Hoy, en este viernes, mañana sábado, estamos concluyendo el año litúrgico que comenzó el año pasado, en 2023, el 3 de diciembre. Un año completo ha transcurrido. Si el devenir natural del tiempo nos lo hemos dado en el calendario gregoriano de 365 -salvando los años bisiestos para ajustarnos en horas y segundos- el año litúrgico comienza con las vísperas del primer domingo de Adviento: mañana por la tarde, sábado 30 de noviembre.
Este tiempo es el más propiamente humano en su concepción. Es un tiempo de espera, de gozo incoado, de semilla incipiente. Cuántas veces a lo largo de nuestra vida anhelamos que llegue la plenitud. Constantemente proyectamos, soñamos, esperamos. Desde que nacemos, estamos lanzados al futuro. Más. A la plenitud. Así vamos configurando toda nuestra existencia. Por eso, este tiempo de Adviento que espera anhelante que todo se cumpla, que nos alcance la plenitud, es el más propiamente humano, el que más coincide con nuestra naturaleza y nuestro ser. «La creación, expectante, está aguardando la manifestación de los hijos de Dios; porque sabemos que hasta hoy toda la creación está gimiendo y sufre dolores de parto» (Rom 8, 19.22).

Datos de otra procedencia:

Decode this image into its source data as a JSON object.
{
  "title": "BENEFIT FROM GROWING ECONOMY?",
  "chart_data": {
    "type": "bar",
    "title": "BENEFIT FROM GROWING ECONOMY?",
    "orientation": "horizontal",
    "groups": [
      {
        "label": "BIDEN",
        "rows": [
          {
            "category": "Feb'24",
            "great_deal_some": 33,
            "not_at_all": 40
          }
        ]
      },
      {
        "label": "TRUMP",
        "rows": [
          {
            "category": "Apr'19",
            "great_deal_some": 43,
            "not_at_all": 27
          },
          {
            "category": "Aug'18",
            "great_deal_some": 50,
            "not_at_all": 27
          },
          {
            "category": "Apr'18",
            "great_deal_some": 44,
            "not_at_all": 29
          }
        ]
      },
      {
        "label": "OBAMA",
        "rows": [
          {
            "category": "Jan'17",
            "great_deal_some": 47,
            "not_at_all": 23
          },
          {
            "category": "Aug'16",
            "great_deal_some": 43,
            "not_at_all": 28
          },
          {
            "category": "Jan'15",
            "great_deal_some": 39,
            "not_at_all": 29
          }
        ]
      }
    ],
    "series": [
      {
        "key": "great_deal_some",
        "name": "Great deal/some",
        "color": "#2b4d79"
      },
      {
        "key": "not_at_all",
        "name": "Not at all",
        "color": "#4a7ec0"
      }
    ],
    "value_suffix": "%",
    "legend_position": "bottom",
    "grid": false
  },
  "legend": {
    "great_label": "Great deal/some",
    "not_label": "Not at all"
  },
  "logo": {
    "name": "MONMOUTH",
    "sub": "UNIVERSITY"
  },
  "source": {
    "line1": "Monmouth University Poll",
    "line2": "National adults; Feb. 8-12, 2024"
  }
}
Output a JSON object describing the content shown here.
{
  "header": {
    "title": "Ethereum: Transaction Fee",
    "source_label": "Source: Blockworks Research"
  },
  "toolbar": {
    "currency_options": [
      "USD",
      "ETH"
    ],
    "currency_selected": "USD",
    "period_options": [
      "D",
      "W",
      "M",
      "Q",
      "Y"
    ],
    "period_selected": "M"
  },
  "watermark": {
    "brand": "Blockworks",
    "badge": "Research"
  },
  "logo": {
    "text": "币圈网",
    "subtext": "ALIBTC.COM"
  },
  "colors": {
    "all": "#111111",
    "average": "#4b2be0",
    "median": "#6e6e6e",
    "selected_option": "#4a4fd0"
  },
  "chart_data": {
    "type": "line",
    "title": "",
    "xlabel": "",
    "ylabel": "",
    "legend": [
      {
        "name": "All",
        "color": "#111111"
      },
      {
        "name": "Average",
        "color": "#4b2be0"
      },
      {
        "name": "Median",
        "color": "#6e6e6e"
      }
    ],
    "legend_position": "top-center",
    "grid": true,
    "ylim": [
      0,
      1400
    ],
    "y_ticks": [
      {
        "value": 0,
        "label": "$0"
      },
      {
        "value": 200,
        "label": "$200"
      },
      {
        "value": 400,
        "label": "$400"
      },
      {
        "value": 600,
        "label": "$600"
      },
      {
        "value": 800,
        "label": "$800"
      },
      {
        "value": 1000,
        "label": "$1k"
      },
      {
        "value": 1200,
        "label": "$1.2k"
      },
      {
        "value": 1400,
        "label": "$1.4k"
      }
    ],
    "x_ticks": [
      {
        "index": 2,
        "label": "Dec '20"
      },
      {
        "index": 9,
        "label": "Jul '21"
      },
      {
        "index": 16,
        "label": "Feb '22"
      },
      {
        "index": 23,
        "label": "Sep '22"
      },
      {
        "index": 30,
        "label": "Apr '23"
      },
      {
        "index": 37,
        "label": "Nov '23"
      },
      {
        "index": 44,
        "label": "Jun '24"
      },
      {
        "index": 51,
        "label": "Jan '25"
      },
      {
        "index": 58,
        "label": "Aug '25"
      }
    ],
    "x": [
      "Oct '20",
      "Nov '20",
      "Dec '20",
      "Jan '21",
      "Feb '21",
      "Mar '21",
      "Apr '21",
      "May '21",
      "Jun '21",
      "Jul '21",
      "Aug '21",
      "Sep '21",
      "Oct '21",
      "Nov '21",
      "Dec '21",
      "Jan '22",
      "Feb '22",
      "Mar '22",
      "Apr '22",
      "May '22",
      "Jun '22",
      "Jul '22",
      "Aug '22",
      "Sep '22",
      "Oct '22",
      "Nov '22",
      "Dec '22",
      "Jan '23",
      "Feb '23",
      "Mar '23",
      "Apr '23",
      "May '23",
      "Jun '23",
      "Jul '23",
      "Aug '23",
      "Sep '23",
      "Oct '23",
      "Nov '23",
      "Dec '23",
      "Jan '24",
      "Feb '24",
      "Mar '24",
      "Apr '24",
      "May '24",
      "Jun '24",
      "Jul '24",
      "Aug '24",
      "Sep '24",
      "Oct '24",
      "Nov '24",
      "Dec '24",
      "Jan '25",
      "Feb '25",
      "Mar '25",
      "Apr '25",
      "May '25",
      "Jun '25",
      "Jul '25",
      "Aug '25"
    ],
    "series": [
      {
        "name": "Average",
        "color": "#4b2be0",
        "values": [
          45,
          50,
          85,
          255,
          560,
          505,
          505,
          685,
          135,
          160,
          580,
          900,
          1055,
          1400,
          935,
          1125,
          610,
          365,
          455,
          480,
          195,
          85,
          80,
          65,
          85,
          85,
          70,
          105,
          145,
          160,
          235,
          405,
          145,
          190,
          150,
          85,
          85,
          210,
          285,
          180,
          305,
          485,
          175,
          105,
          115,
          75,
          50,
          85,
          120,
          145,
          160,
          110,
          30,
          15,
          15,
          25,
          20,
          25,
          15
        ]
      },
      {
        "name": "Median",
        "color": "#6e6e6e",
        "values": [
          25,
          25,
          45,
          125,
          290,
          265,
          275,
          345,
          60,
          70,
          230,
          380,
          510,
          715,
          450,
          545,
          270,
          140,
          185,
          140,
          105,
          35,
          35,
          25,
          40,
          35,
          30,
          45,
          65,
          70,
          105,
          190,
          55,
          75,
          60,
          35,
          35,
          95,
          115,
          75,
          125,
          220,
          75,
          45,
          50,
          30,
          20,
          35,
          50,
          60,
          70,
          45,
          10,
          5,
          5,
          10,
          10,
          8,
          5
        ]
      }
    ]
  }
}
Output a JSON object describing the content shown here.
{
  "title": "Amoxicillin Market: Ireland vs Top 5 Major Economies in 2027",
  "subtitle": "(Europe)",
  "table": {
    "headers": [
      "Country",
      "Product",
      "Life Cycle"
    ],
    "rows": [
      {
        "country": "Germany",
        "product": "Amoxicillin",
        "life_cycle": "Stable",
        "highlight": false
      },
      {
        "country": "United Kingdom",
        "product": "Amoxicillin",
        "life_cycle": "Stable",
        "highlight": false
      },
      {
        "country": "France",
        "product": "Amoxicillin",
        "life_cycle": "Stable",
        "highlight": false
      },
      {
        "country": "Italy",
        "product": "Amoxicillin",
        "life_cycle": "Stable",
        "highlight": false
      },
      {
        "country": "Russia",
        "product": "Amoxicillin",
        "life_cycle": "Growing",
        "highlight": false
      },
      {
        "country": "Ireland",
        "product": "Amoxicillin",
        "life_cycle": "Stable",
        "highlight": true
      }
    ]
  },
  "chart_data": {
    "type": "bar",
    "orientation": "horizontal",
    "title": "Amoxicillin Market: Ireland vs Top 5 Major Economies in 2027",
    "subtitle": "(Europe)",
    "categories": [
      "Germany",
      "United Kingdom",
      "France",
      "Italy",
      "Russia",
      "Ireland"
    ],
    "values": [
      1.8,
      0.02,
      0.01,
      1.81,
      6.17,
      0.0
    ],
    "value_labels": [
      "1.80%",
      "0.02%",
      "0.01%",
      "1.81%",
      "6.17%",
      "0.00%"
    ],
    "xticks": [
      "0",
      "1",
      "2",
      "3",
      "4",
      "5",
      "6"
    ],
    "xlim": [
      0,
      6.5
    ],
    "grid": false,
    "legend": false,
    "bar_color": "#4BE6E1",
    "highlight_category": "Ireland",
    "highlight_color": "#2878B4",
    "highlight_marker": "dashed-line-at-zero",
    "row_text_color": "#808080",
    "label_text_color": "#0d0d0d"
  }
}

Es el tiempo de caminar vigilantes, porque el Señor viene, está viniendo. Es tiempo de despertar, de abrir los ojos, de abrir los brazos en la espera del Señor.
Llegará la Navidad, y seguiremos esperando, porque el Señor sigue viniendo a nuestra vida, a nuestra existencia, a la historia común compartida. En la mentira nos cerramos y nos sentamos. Con el Señor nos llega la luz de la plenitud que nos ayuda a seguir caminando a su encuentro. Lo esperamos.